Corren callados rumores de que la rebelión del norte estuvo encabezada por hombres valientes, hombres valerosos que creían que podían luchar por su Dios enfrentándose al rey. Pero los más viejos de la aldea señalan que ahora están todos muertos y que el viaje al norte que realiza el rey este año tiene por finalidad pisotear sus tumbas e insultar a sus viudas.

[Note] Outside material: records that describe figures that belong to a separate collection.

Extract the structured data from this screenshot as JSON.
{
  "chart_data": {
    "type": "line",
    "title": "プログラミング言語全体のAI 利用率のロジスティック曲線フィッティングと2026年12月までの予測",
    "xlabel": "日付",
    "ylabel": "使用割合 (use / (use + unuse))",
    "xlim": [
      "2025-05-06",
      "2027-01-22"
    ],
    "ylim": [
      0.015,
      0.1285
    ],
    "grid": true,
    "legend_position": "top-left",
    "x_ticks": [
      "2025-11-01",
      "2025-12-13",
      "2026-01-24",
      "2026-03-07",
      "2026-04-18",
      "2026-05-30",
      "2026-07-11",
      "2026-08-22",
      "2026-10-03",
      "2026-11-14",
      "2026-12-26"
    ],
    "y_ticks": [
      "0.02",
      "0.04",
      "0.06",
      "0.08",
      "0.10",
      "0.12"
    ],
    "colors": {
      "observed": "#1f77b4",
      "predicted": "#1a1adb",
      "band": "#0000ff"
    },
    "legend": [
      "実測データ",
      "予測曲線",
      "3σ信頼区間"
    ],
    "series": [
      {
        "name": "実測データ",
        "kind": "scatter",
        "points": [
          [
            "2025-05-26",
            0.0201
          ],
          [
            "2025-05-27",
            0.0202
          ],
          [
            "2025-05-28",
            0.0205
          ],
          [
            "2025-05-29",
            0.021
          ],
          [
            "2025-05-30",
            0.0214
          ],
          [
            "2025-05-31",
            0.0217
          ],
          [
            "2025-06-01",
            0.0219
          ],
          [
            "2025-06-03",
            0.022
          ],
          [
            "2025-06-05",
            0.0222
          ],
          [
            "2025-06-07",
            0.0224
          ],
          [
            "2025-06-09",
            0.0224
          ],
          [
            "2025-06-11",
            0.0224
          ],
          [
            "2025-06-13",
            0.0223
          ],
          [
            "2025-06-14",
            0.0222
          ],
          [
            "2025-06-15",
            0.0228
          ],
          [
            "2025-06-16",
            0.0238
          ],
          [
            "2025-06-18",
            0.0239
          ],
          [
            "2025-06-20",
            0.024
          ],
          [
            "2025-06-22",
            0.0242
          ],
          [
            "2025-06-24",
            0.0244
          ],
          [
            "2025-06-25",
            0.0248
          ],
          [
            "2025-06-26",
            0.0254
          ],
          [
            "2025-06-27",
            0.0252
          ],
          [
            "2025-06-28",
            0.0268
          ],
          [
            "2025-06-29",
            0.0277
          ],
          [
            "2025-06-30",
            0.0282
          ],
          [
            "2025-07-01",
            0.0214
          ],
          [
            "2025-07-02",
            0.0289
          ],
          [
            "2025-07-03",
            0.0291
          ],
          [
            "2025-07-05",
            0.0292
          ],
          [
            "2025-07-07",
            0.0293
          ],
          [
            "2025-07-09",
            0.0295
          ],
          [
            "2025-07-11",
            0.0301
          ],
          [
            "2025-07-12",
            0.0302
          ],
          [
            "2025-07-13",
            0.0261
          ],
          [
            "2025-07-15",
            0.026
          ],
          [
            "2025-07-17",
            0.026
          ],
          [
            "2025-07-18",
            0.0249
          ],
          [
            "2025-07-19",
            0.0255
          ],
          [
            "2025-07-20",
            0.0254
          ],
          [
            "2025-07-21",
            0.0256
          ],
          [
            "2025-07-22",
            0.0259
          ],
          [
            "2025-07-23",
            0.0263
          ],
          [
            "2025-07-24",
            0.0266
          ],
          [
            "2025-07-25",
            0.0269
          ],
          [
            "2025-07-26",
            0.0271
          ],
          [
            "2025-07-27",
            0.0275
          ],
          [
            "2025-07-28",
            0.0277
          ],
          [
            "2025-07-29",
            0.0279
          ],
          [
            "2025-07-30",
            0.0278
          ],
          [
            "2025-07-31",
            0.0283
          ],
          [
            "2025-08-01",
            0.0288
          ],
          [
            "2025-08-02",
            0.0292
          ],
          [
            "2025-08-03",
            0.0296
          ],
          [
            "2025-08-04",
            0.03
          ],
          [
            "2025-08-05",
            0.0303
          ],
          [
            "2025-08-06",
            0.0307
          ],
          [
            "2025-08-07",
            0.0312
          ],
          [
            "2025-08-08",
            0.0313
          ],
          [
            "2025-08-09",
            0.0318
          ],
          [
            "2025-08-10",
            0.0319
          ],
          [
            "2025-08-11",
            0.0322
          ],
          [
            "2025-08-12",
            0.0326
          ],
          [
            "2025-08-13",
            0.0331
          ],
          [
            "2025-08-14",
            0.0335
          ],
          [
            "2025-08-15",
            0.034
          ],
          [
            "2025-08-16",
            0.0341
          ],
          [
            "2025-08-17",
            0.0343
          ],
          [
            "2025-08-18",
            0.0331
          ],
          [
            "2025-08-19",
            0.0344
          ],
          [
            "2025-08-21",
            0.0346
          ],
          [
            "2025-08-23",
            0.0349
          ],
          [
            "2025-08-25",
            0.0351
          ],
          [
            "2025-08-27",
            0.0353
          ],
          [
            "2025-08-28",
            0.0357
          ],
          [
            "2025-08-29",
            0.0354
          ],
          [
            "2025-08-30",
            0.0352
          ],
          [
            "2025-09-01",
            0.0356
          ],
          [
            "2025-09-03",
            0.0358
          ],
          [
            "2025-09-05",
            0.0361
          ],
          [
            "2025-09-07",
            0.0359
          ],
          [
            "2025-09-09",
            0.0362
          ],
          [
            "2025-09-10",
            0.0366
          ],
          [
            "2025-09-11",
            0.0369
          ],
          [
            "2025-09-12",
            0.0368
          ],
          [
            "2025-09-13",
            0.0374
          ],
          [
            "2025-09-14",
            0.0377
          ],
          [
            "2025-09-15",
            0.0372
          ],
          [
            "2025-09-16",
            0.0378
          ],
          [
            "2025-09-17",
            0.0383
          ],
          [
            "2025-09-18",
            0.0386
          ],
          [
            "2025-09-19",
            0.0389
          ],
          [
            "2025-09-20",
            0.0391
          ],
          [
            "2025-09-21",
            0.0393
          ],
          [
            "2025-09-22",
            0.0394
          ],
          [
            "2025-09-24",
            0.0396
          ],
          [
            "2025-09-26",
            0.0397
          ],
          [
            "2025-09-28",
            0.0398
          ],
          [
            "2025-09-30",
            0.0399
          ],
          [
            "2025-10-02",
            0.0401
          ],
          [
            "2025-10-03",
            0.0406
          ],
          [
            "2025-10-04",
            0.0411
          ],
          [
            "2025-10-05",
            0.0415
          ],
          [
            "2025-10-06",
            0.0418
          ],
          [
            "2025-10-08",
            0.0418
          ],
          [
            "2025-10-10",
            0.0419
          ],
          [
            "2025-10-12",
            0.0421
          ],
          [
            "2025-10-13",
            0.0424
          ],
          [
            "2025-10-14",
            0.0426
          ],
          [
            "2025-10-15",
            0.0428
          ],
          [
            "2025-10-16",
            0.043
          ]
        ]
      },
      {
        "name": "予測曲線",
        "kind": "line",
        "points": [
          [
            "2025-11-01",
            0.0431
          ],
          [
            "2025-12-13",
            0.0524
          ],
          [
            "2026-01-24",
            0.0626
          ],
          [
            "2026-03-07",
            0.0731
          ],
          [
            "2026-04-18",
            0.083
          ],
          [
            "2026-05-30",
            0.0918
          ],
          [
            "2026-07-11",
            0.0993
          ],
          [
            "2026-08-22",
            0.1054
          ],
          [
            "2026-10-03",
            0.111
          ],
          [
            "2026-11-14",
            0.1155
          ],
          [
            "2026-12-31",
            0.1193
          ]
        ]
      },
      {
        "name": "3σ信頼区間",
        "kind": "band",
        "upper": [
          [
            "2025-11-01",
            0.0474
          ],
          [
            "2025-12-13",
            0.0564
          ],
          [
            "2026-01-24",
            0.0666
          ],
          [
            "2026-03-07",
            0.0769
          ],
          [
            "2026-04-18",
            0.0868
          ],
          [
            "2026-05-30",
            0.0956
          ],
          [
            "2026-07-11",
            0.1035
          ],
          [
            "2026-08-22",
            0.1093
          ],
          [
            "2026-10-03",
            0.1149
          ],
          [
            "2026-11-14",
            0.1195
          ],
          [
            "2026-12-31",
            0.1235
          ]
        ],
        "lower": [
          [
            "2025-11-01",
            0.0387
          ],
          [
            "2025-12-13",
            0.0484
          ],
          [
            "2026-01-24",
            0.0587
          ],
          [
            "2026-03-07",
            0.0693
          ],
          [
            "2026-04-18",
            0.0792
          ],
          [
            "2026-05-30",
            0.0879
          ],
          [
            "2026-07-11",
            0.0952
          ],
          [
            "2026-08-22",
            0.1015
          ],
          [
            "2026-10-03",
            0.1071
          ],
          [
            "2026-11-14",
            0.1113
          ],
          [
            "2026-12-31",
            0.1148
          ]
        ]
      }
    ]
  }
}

No interfiero con nada que diga nadie, si llega a mis oídos algo que pudiera interpretarse como traición me apresuro a poner distancia de por medio y le comento a alguna de mis damas o algún miembro de mi corte que he oído algo pero no lo he entendido. Me refugio en mi ignorancia, pienso que ello será mi salvación. Compongo un gesto inexpresivo de no comprender y confío en que mi fama de ser fea e imperturbable me salve. En general, la gente no dice nada en mi presencia, antes bien me trata con una mezcla de amabilidad y confusión, como si hubiera sobrevivido a una enfermedad terrible y debiera ser tratada con cuidado. Y en cierto modo, así es. Soy la primera mujer que ha sobrevivido al matrimonio con el rey. Ésa es una hazaña más notable que sobrevivir a la peste. La peste atraviesa una ciudad y en el peor verano, en las zonas más pobres, es posible que mueran una de cada diez mujeres; pero de las cuatro esposas que ha tenido el rey sólo ha habido una que haya emergido con la salud y la fortuna intactas: yo. Pero ¿cuánto tiempo va a durarme eso?

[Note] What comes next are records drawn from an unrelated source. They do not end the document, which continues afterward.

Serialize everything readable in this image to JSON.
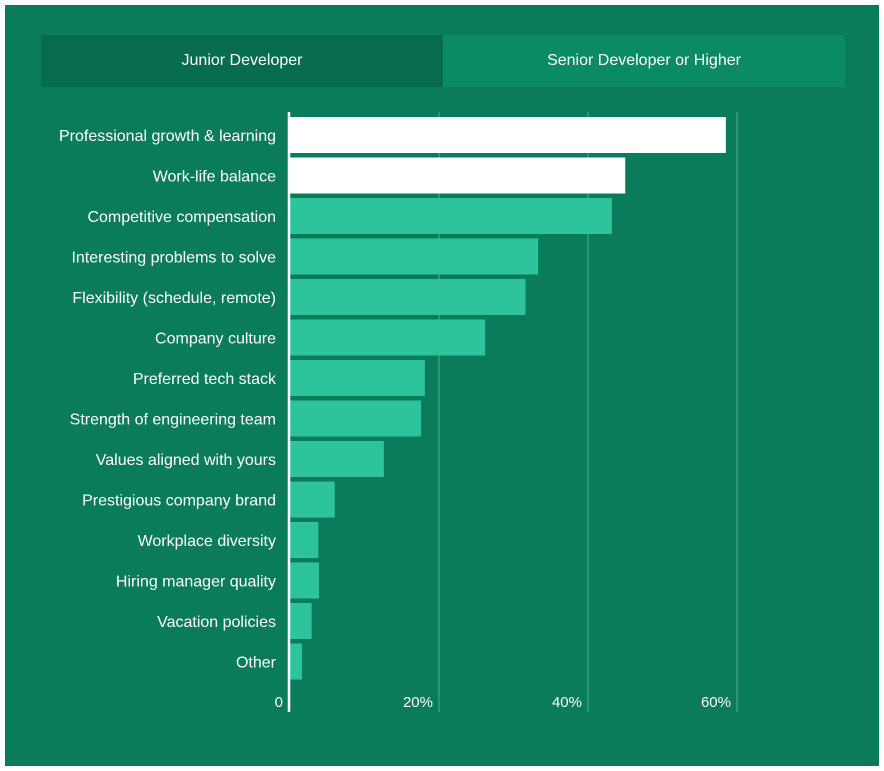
{
  "tabs": [
    {
      "label": "Junior Developer",
      "active": false
    },
    {
      "label": "Senior Developer or Higher",
      "active": true
    }
  ],
  "colors": {
    "background": "#0a7c5c",
    "bar": "#2ec49b",
    "bar_highlight": "#ffffff",
    "text": "#ffffff",
    "grid": "#4fae8f"
  },
  "chart_data": {
    "type": "bar",
    "orientation": "horizontal",
    "categories": [
      "Professional growth & learning",
      "Work-life balance",
      "Competitive compensation",
      "Interesting problems to solve",
      "Flexibility (schedule, remote)",
      "Company culture",
      "Preferred tech stack",
      "Strength of engineering team",
      "Values aligned with yours",
      "Prestigious company brand",
      "Workplace diversity",
      "Hiring manager quality",
      "Vacation policies",
      "Other"
    ],
    "values": [
      58.5,
      45,
      43.2,
      33.3,
      31.6,
      26.2,
      18.1,
      17.6,
      12.6,
      6.0,
      3.8,
      3.9,
      2.9,
      1.6
    ],
    "highlighted": [
      true,
      true,
      false,
      false,
      false,
      false,
      false,
      false,
      false,
      false,
      false,
      false,
      false,
      false
    ],
    "xlim": [
      0,
      60
    ],
    "xticks": [
      0,
      20,
      40,
      60
    ],
    "xtick_labels": [
      "0",
      "20%",
      "40%",
      "60%"
    ],
    "grid": true,
    "title": "",
    "xlabel": "",
    "ylabel": ""
  }
}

El espía del doctor Harst me afirma que la salud del rey ha mejorado mucho y que su mal humor ha desaparecido ahora que está viajando hacia el norte. A dicho espía no se le ordenó que acompañara a la corte, sino que se quedara en Hampton Court con el objeto de limpiar las habitaciones del rey durante la rehabilitación general del palacio. Así que no tengo modo de saber qué tal avanza el viaje. Recibí una breve carta de lady Rochford en la que me decía que el rey está mejor de salud y que tanto él como Catalina están contentos. Si esa pobre niña no concibe un hijo pronto, no creo que ese contento le dure mucho tiempo más.
También escribo a la princesa María. Se siente muy aliviada al saber que la cuestión de su desposorio con un príncipe francés se haya dejado a un lado, ya que España y Francia entrarán en guerra y el rey Enrique se pondrá de parte de la primera. El gran miedo del rey es sufrir una invasión por parte de Francia, y una porción de los odiados impuestos se destinará a la construcción de fuertes a lo largo de toda la costa sur. Desde el punto de vista de la princesa María, tan sólo importa una cosa: que si su padre se alía con España, ella no se casará con un príncipe francés. Es una hija tan apasionada de su madre española, que en mi opinión preferiría vivir y morir virgen antes que casarse con un francés. Espera que el rey me permita visitarla antes de que llegue el otoño. Cuando Enrique regrese de su viaje, le escribiré para preguntarle si puedo invitar a la princesa María a pasar unos días conmigo. Me gustaría estar unos días en su compañía, ella se ríe de mí y dice que somos las solteronas reales, y así es. Somos dos mujeres totalmente inútiles. Nadie sabe si yo soy una duquesa, una reina o nada en absoluto. Y nadie sabe si ella es una princesa o una hija bastarda. Las solteronas reales. ¿Qué va a ser de nosotras?